The R25 was a great match for me. There are many objective benefits – funding, a direct relationship with NINDS, a direct mechanism for excellent faculty mentorship—and a flexible program to shape my fellowship. And the more subjective benefits were just as important for me—it gave me a clear way to define myself and my trajectory, and a way to keep my mind in research mode during my clinical training. This was crucial for me.
Dr. Rexach refers to her team in the lab as her “dream team”. Here’s some insight from a few of them…
What drew you to R25 as compared to other mechanisms of research?
KIM: There are many paths that you can take in medicine. I always knew I wanted to do an academic research path. One of the benefits of doing an R25 is that it is an NIH funding mechanism. For lack of a better term, the highest status funding is through the NIH. It's interesting because it's not necessarily the most money, but there are very strict criteria in place to get NIH funding. So if you have this reputation of being able to sustain funding by NIH, then it begets more grants later on. Going through R25 would be a way of showing a long standing interest in doing academic research. And the biggest benefit is being able to set aside time in your fourth year of residency for research.
Dr. Rexach did the same track that I’m on a few years ago so she is still kind of a junior faculty. She has so much energy, she meets with me all of the time, and she really is so close to where I am that she will bring up a lot of questions that she knows will be important and that I haven't really brought up for myself. She's a very intuitive mentor and she is very involved in the best way. I can tell she has all of this excitement and energy starting off her own lab, and that is really nice to feed off of. She's really fun to work with in that way.
What interests you about the topic that you're working on in the lab?
PATEL: The work in Dr. Rexach’s lab has allowed me to develop my cell biology skills and take them to the next level. You can do a million different things with cells. You can grow them in a petri dish, you can grow them as mini brains—you can do so many things. Working in the Rexach Lab allows me to really delve into stem cells and to apply them to a cell-based model of dementia. So far scientists have only been able to put cells in a dish and let them grow like carpet in 2D. It might be exciting visually, but there is not much more to it. Dr. Rexach wants to explore these models in 3D to replicate the human body.

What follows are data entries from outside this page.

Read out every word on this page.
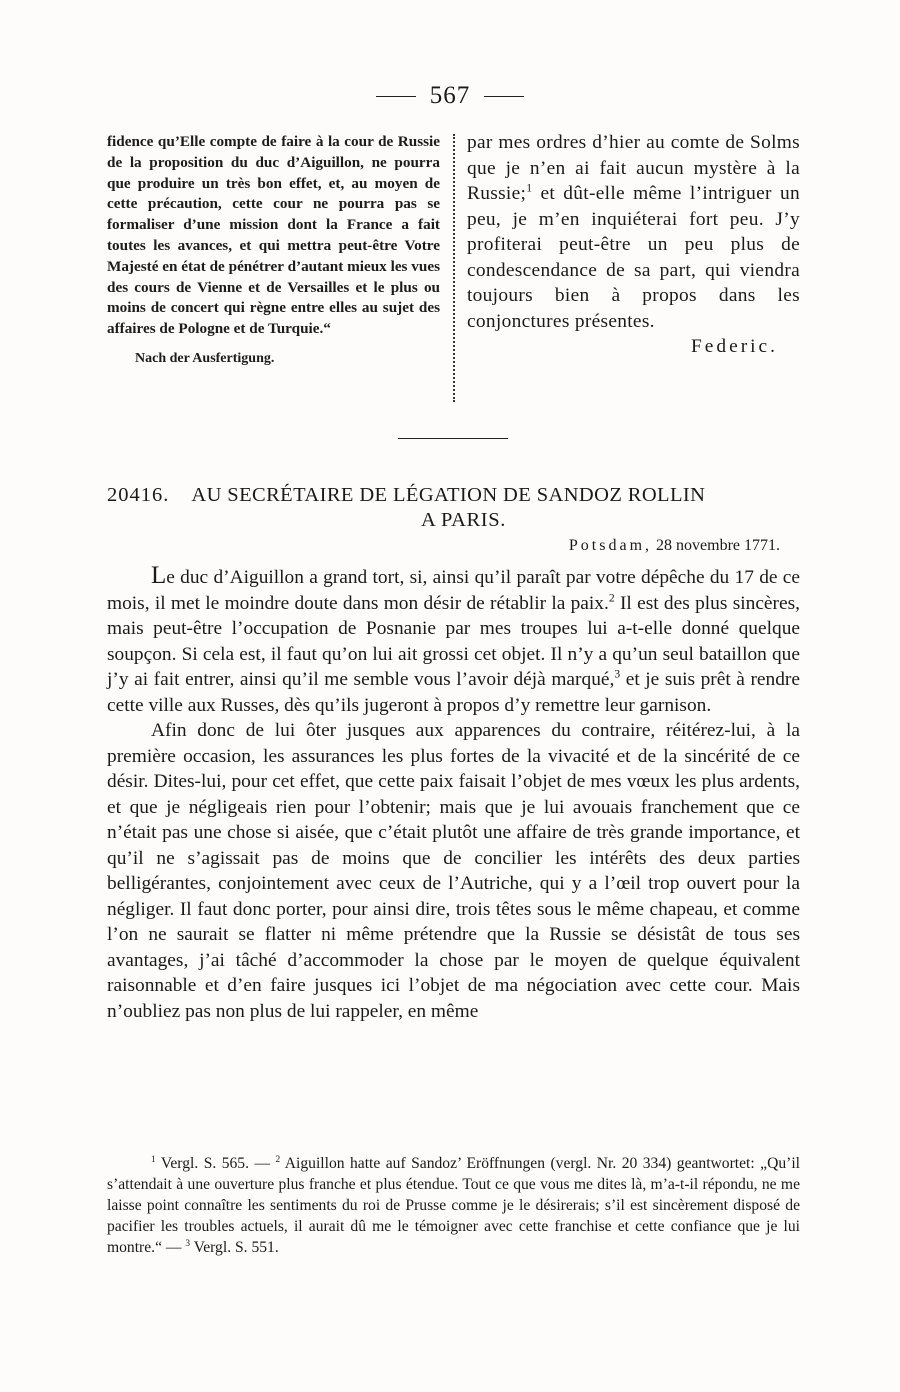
567
fidence qu’Elle compte de faire à la cour de Russie de la proposition du duc d’Aiguillon, ne pourra que produire un très bon effet, et, au moyen de cette précaution, cette cour ne pourra pas se formaliser d’une mission dont la France a fait toutes les avances, et qui mettra peut-être Votre Majesté en état de pénétrer d’autant mieux les vues des cours de Vienne et de Versailles et le plus ou moins de concert qui règne entre elles au sujet des affaires de Pologne et de Turquie.“
Nach der Ausfertigung.
par mes ordres d’hier au comte de Solms que je n’en ai fait aucun mystère à la Russie;$^1$ et dût-elle même l’intriguer un peu, je m’en inquiéterai fort peu. J’y profiterai peut-être un peu plus de condescendance de sa part, qui viendra toujours bien à propos dans les conjonctures présentes.
Federic.
20416. AU SECRÉTAIRE DE LÉGATION DE SANDOZ ROLLIN
A PARIS.
Potsdam, 28 novembre 1771.

Le duc d’Aiguillon a grand tort, si, ainsi qu’il paraît par votre dépêche du 17 de ce mois, il met le moindre doute dans mon désir de rétablir la paix.$^2$ Il est des plus sincères, mais peut-être l’occupation de Posnanie par mes troupes lui a-t-elle donné quelque soupçon. Si cela est, il faut qu’on lui ait grossi cet objet. Il n’y a qu’un seul bataillon que j’y ai fait entrer, ainsi qu’il me semble vous l’avoir déjà marqué,$^3$ et je suis prêt à rendre cette ville aux Russes, dès qu’ils jugeront à propos d’y remettre leur garnison.

Afin donc de lui ôter jusques aux apparences du contraire, réitérez-lui, à la première occasion, les assurances les plus fortes de la vivacité et de la sincérité de ce désir. Dites-lui, pour cet effet, que cette paix faisait l’objet de mes vœux les plus ardents, et que je négligeais rien pour l’obtenir; mais que je lui avouais franchement que ce n’était pas une chose si aisée, que c’était plutôt une affaire de très grande importance, et qu’il ne s’agissait pas de moins que de concilier les intérêts des deux parties belligérantes, conjointement avec ceux de l’Autriche, qui y a l’œil trop ouvert pour la négliger. Il faut donc porter, pour ainsi dire, trois têtes sous le même chapeau, et comme l’on ne saurait se flatter ni même prétendre que la Russie se désistât de tous ses avantages, j’ai tâché d’accommoder la chose par le moyen de quelque équivalent raisonnable et d’en faire jusques ici l’objet de ma négociation avec cette cour. Mais n’oubliez pas non plus de lui rappeler, en même

$^1$ Vergl. S. 565. — $^2$ Aiguillon hatte auf Sandoz’ Eröffnungen (vergl. Nr. 20 334) geantwortet: „Qu’il s’attendait à une ouverture plus franche et plus étendue. Tout ce que vous me dites là, m’a-t-il répondu, ne me laisse point connaître les sentiments du roi de Prusse comme je le désirerais; s’il est sincèrement disposé de pacifier les troubles actuels, il aurait dû me le témoigner avec cette franchise et cette confiance que je lui montre.“ — $^3$ Vergl. S. 551.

So that's where I can take my cell biology interest and explore it further. At the same time, I learned computational biology, and that's what allows for an ideal combination.
Staff Research Associate
What interests you about being a part of Dr. Rexach’s lab?
YIN: Dr. Jessica Rexach’s work focuses on the integration of systems biology, bioinformatics, and molecular biology approaches to understand the fundamental pathways and mechanisms involved in neurodegeneration and immune signaling in the brain. There remains much to be understood about the why and how neurodegeneration in dementia occurs as humans age, and I think her work will change how researchers in the future study the progression of disease. This will have significant implications on the future development of therapies for neurodegeneration.
Additionally, her passion for science and her work is evident in her commitment to her team. I appreciate how she encourages collaborative thought and discussion in our lab as well as independent curiosity. Although our lab has members of different education levels, we are able to learn from each other during our weekly lab meetings and through collaborative efforts. Dr. Rexach often takes time out of her busy schedule to reach out to us individually to help us with any research challenges we may have. As a PI and mentor, Dr. Jessica Rexach is dedicated to helping individual members and the lab as a whole grow towards success..
The Rexach team also includes Misty Knight, Meigan Wu, Nathaneal Wijaya, and Caitlyl Limato.